Houston Public Media radio host Eric Ladau interviewed Gaspar de Alba for its website’s “Arte Público Press Authors” feature, and along with the transcript, their conversation is available to listeners on the station’s interactive site through on-demand audio streaming here.
Click here to see all Arte Público authors featured on Houston Public Media.
About the Author:
ALICIA GASPAR DE ALBA is the author of several books: Calligraphy of the Witch (Arte Público Press, 2012); Desert Blood: The Juárez Murders (Arte Público Press, 2005), winner of the Lambda Literary Award for Best Lesbian Mystery; La Llorona on the Longfellow Bridge: Poetry y Otras Movidas (Arte Público Press, 2003); the acclaimed novel Sor Juana’s Second Dream (University of New Mexico Press, 1999); Chicana Art Inside/Outside the Master’s House: Cultural Politics and the CARA Exhibition (University of Texas Press, 1998); The Mystery of Survival and Other Stories (Bilingual Review Press, 1993); and the series of poems “Beggar on the Córdoba Bridge” that appeared in Three Times a Woman: Chicana Poetry (Bilingual Review Press, 1989), which she edited. She is also the editor of Velvet Barrios: Popular Culture and Chicana/o Sexualities (Palgrave/MacMillan, 2003). Gaspar de Alba is a tenured professor of Chicana/o Studies and English at the University of California, Los Angeles.
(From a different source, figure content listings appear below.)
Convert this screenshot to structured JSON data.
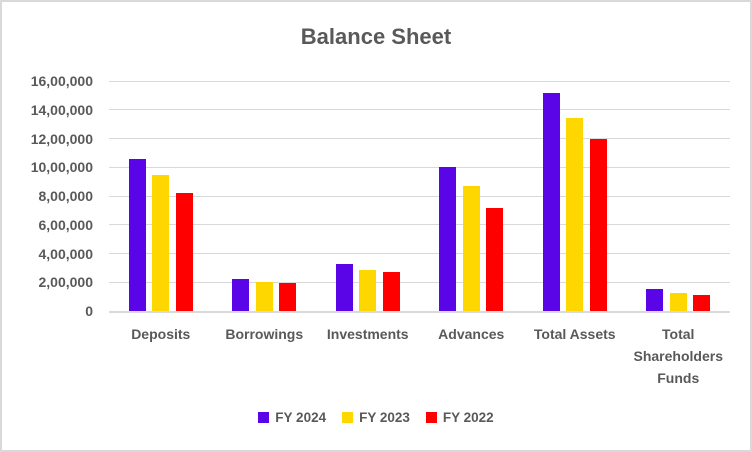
{
  "styles": {
    "background": "#FFFFFF",
    "border_color": "#D9D9D9",
    "grid_color": "#D9D9D9",
    "text_color": "#595959"
  },
  "chart_data": {
    "type": "bar",
    "title": "Balance Sheet",
    "xlabel": "",
    "ylabel": "",
    "grid": true,
    "legend_position": "bottom",
    "ylim": [
      0,
      1600000
    ],
    "ytick_step": 200000,
    "ytick_labels": [
      "0",
      "2,00,000",
      "4,00,000",
      "6,00,000",
      "8,00,000",
      "10,00,000",
      "12,00,000",
      "14,00,000",
      "16,00,000"
    ],
    "categories": [
      "Deposits",
      "Borrowings",
      "Investments",
      "Advances",
      "Total Assets",
      "Total Shareholders Funds"
    ],
    "series": [
      {
        "name": "FY 2024",
        "color": "#5A05E8",
        "values": [
          1060000,
          220000,
          330000,
          1000000,
          1520000,
          155000
        ]
      },
      {
        "name": "FY 2023",
        "color": "#FFD700",
        "values": [
          945000,
          200000,
          285000,
          870000,
          1345000,
          125000
        ]
      },
      {
        "name": "FY 2022",
        "color": "#FF0000",
        "values": [
          820000,
          195000,
          270000,
          720000,
          1195000,
          110000
        ]
      }
    ]
  }
}
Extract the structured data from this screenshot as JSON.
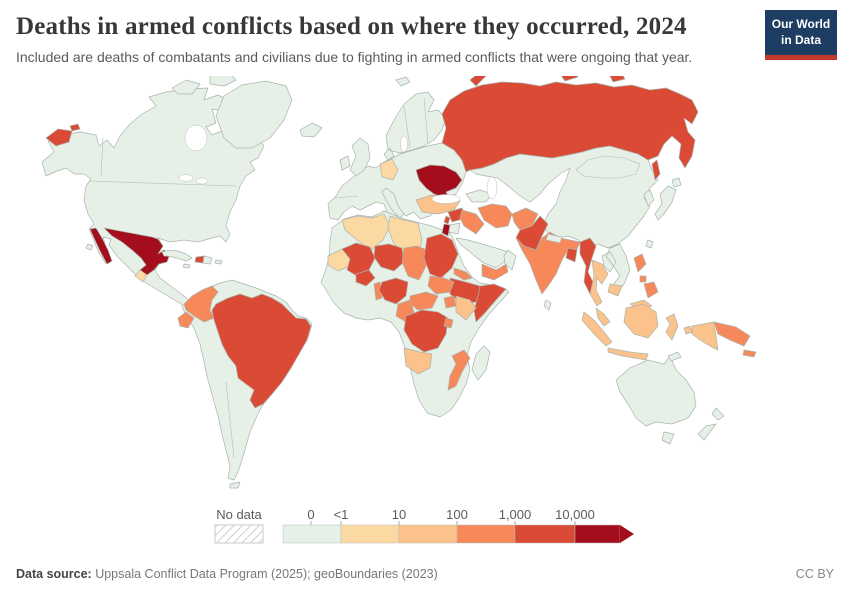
{
  "header": {
    "title": "Deaths in armed conflicts based on where they occurred, 2024",
    "subtitle": "Included are deaths of combatants and civilians due to fighting in armed conflicts that were ongoing that year."
  },
  "logo": {
    "line1": "Our World",
    "line2": "in Data",
    "bg": "#1d3d63",
    "accent": "#c0392b"
  },
  "legend": {
    "no_data_label": "No data",
    "ticks": [
      "0",
      "<1",
      "10",
      "100",
      "1,000",
      "10,000"
    ]
  },
  "footer": {
    "source_label": "Data source:",
    "source_text": " Uppsala Conflict Data Program (2025); geoBoundaries (2023)",
    "license": "CC BY"
  },
  "chart_data": {
    "type": "choropleth_map",
    "title": "Deaths in armed conflicts based on where they occurred, 2024",
    "year": 2024,
    "unit": "deaths",
    "legend_position": "bottom",
    "bins": [
      {
        "label": "0",
        "color": "#e6f0e7"
      },
      {
        "label": "<1-10",
        "color": "#fcd9a3"
      },
      {
        "label": "10-100",
        "color": "#fbc28b"
      },
      {
        "label": "100-1,000",
        "color": "#f6885a"
      },
      {
        "label": "1,000-10,000",
        "color": "#da4a35"
      },
      {
        "label": ">10,000",
        "color": "#a40e1c"
      }
    ],
    "no_data_style": "hatched",
    "countries": {
      "Ukraine": ">10,000",
      "Mexico": ">10,000",
      "Palestine": ">10,000",
      "Russia": "1,000-10,000",
      "Brazil": "1,000-10,000",
      "Haiti": "1,000-10,000",
      "Syria": "1,000-10,000",
      "Lebanon": "1,000-10,000",
      "Israel": "1,000-10,000",
      "Pakistan": "1,000-10,000",
      "Bangladesh": "1,000-10,000",
      "Myanmar": "1,000-10,000",
      "Mali": "1,000-10,000",
      "Burkina Faso": "1,000-10,000",
      "Niger": "1,000-10,000",
      "Nigeria": "1,000-10,000",
      "Sudan": "1,000-10,000",
      "Ethiopia": "1,000-10,000",
      "Somalia": "1,000-10,000",
      "Democratic Republic of Congo": "1,000-10,000",
      "Colombia": "100-1,000",
      "Ecuador": "100-1,000",
      "Iraq": "100-1,000",
      "Iran": "100-1,000",
      "Afghanistan": "100-1,000",
      "India": "100-1,000",
      "Yemen": "100-1,000",
      "Chad": "100-1,000",
      "Cameroon": "100-1,000",
      "Central African Republic": "100-1,000",
      "South Sudan": "100-1,000",
      "Uganda": "100-1,000",
      "Burundi": "100-1,000",
      "Benin": "100-1,000",
      "Eritrea": "100-1,000",
      "Mozambique": "100-1,000",
      "Philippines": "100-1,000",
      "Papua New Guinea": "100-1,000",
      "Turkey": "10-100",
      "Thailand": "10-100",
      "Cambodia": "10-100",
      "Malaysia": "10-100",
      "Indonesia": "10-100",
      "Angola": "10-100",
      "Kenya": "10-100",
      "Germany": "<1-10",
      "Algeria": "<1-10",
      "Libya": "<1-10",
      "Mauritania": "<1-10",
      "Guatemala": "<1-10",
      "Cuba": "0",
      "Dominican Republic": "0",
      "Jamaica": "0",
      "Puerto Rico": "0",
      "Venezuela": "0",
      "Peru": "0",
      "Bolivia": "0",
      "Chile": "0",
      "Argentina": "0",
      "United States": "0",
      "Canada": "0",
      "Greenland": "0",
      "Iceland": "0",
      "United Kingdom": "0",
      "Ireland": "0",
      "Norway": "0",
      "Sweden": "0",
      "Finland": "0",
      "Italy": "0",
      "Jordan": "0",
      "Saudi Arabia": "0",
      "Oman": "0",
      "Kazakhstan": "0",
      "China": "0",
      "Mongolia": "0",
      "Japan": "0",
      "South Korea": "0",
      "Taiwan": "0",
      "Nepal": "0",
      "Sri Lanka": "0",
      "Laos": "0",
      "Vietnam": "0",
      "Australia": "0",
      "New Zealand": "0",
      "Madagascar": "0",
      "South Africa": "0",
      "Egypt": "0",
      "Morocco": "0",
      "Georgia": "0",
      "Hawaii": "0",
      "Timor": "0",
      "Svalbard": "0"
    }
  }
}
About her new book, The Curse of the Gypsy: Ten Stories and a Novella
In the first story of this absorbing collection, Margarita—sixteen and married to a soldier who has gone off to fight in the first great war—meets and falls in love with Federico García Lorca. He calls her “Margarita Petita,” and then turns her name into a poem. When he refuses to marry the widowed gypsy girl after a tryst at the river leaves her pregnant, her mother curses both Lorca and his offspring: “May they all die before they see the light of day.” And so Lorca is killed by fascists and his child dies in Margarita’s womb, where it remains—petrified—for 80 years.
Mysteries and furtive desires pervade the enthralling stories in this group of ten the author calls a “deconstructed novel.” Rich in imagery and language, they chronicle the gypsy’s life, including banishment from Andalusia by her mother, marriage to a famous Mexican bull fighter and the lives of numerous descendants who ultimately leave Mexico for El Paso, Texas. In one of the final stories, “Calaveras in the Closet,” the gypsy’s extensive family comes together for her funeral, where several long-guarded secrets will suddenly come to light.
Also included in this volume is a historical novella, Liberata Wilgefortis: The True and Tragic Story of the Bearded Female Saint, a mystical retelling of an ancient legend about the first bearded female saint of the Catholic Church, St. Wilgefortis, whose cult was removed by Vatican II in 1969. Expertly weaving poetry, historical events, myth and legend into intriguing short fiction, Alicia Gaspar de Alba confirms her place as one of the leading contemporary Latinx voices.